Frequently Asked Questions
How much is my North Dakota slip and fall claim worth?
No one can tell you a number in advance, and slip-and-fall is harder than a car accident because you must prove the owner was at fault. A rough estimate adds your economic damages and a pain-and-suffering multiplier, discounts it by how provable the owner's fault is, and reduces it for your share of fault under North Dakota's modified comparative negligence (50% bar) rule. The available insurance also caps recovery — an attorney is the only way to value your specific case.
Does a "wet floor" sign hurt my North Dakota claim?
Yes, usually. A posted warning shows the owner satisfied part of their duty to warn and makes the hazard "open and obvious," which shifts fault onto you. In North Dakota, an open-and-obvious hazard is only a comparative-fault factor (it reduces, not bars). It reduces — and sometimes defeats — a claim, but not always (a hidden or inadequate sign may not help the owner).
Can I sue for a fall on ice or snow in North Dakota?
It depends. North Dakota's duty for ice and snow is split or conditional — it can turn on factors like an ongoing storm, the property type, or whether the owner made a natural accumulation worse.
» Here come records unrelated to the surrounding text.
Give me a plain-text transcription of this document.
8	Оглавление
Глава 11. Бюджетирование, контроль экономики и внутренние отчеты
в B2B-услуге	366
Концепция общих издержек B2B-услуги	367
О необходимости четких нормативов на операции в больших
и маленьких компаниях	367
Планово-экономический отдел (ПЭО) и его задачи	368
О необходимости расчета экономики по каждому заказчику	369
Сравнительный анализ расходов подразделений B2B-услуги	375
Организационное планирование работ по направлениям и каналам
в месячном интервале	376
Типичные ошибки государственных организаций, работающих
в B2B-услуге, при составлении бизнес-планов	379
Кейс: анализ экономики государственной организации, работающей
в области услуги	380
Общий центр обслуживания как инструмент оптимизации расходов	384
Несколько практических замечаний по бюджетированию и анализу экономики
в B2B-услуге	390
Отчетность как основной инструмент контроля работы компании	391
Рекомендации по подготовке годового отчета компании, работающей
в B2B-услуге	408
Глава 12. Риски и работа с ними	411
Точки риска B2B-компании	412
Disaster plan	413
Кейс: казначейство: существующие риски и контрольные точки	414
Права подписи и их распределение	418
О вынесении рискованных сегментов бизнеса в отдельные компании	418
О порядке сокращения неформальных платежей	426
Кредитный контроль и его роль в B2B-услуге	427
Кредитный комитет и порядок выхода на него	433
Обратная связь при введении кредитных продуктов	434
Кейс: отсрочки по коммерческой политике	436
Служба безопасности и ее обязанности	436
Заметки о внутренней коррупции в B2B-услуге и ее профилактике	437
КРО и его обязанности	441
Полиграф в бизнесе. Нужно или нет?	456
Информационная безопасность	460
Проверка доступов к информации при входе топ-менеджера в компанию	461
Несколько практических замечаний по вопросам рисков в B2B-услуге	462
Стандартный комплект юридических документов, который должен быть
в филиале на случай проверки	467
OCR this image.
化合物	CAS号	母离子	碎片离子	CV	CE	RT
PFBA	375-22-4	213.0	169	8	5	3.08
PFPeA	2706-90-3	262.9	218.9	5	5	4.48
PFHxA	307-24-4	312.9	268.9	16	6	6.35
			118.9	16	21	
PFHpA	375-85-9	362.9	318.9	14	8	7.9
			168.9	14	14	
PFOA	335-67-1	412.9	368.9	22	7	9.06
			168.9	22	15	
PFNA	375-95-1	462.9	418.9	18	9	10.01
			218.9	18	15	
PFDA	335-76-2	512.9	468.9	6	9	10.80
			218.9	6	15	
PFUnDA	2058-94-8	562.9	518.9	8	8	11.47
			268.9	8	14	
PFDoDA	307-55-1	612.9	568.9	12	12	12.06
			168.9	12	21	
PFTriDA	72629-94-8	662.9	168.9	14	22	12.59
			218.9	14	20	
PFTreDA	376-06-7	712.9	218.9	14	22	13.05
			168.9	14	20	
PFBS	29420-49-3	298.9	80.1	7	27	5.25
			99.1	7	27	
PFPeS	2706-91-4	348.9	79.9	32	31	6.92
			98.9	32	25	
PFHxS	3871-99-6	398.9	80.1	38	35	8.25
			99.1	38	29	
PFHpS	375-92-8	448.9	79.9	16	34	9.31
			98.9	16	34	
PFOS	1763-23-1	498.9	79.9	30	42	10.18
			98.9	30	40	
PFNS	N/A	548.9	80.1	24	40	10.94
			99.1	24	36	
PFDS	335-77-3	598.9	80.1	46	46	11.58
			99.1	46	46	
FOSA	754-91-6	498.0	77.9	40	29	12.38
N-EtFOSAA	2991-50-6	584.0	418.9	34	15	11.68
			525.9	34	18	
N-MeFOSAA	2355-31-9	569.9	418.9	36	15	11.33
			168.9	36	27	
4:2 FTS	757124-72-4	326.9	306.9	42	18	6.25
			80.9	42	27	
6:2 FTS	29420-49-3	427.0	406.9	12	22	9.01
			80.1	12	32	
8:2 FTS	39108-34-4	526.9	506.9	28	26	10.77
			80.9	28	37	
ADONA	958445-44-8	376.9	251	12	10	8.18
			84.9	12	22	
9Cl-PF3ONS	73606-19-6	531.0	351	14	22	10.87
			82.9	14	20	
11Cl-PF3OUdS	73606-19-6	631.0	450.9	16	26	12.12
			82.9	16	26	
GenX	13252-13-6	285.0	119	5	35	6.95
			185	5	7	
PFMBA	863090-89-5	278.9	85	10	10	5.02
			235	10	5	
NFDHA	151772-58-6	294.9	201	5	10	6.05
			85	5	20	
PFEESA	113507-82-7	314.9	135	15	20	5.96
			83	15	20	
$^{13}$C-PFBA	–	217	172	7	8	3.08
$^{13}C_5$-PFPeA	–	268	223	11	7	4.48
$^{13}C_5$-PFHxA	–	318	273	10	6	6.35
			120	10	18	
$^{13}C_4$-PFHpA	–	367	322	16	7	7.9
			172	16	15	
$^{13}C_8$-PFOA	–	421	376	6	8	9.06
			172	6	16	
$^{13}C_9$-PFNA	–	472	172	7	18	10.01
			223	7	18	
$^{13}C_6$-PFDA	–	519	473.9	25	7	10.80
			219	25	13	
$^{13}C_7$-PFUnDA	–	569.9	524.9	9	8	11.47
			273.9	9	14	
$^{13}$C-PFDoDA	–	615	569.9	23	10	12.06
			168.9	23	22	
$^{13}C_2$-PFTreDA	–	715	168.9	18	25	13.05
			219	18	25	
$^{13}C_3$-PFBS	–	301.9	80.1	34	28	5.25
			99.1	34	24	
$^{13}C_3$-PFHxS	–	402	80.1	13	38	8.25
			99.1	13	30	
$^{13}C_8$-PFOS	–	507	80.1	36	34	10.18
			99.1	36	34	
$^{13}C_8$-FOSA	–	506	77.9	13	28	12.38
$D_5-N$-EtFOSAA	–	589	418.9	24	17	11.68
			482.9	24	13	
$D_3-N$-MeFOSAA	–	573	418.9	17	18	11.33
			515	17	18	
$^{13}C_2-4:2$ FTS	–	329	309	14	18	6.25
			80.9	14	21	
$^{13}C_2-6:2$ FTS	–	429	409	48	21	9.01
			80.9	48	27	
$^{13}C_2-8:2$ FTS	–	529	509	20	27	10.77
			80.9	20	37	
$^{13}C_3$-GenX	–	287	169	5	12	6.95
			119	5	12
This is general information, not legal advice — consult a North Dakota attorney.
How long do I have to file in North Dakota?
Generally 6 years from the fall. If you fell on public property, a much shorter notice-of-claim deadline (around 180 days) applies first. N.D. Cent. Code § 28-01-16(5): 6 years for injury to the person/rights of another not arising on contract — one of the longest PI SOLs in the U.S. Exceptions: medical malpractice is 2 years from discovery with a 6-year statute of repose; wrongful death is 2 years from death; minors' clock generally tolled until age 18.
Is this calculator accurate?
It is a rough estimate to show the factors that drive value — not a prediction or an offer. Slip-and-fall outcomes vary enormously and depend on proving fault and on the available insurance. Treat any number here as a ballpark and consult a North Dakota attorney.
Disclaimer
This estimator is for general informational purposes only and is not legal advice or a prediction of any outcome. RecordingLaw.com is not a law firm. The value of a slip-and-fall claim can only be assessed by a licensed attorney reviewing your specific facts.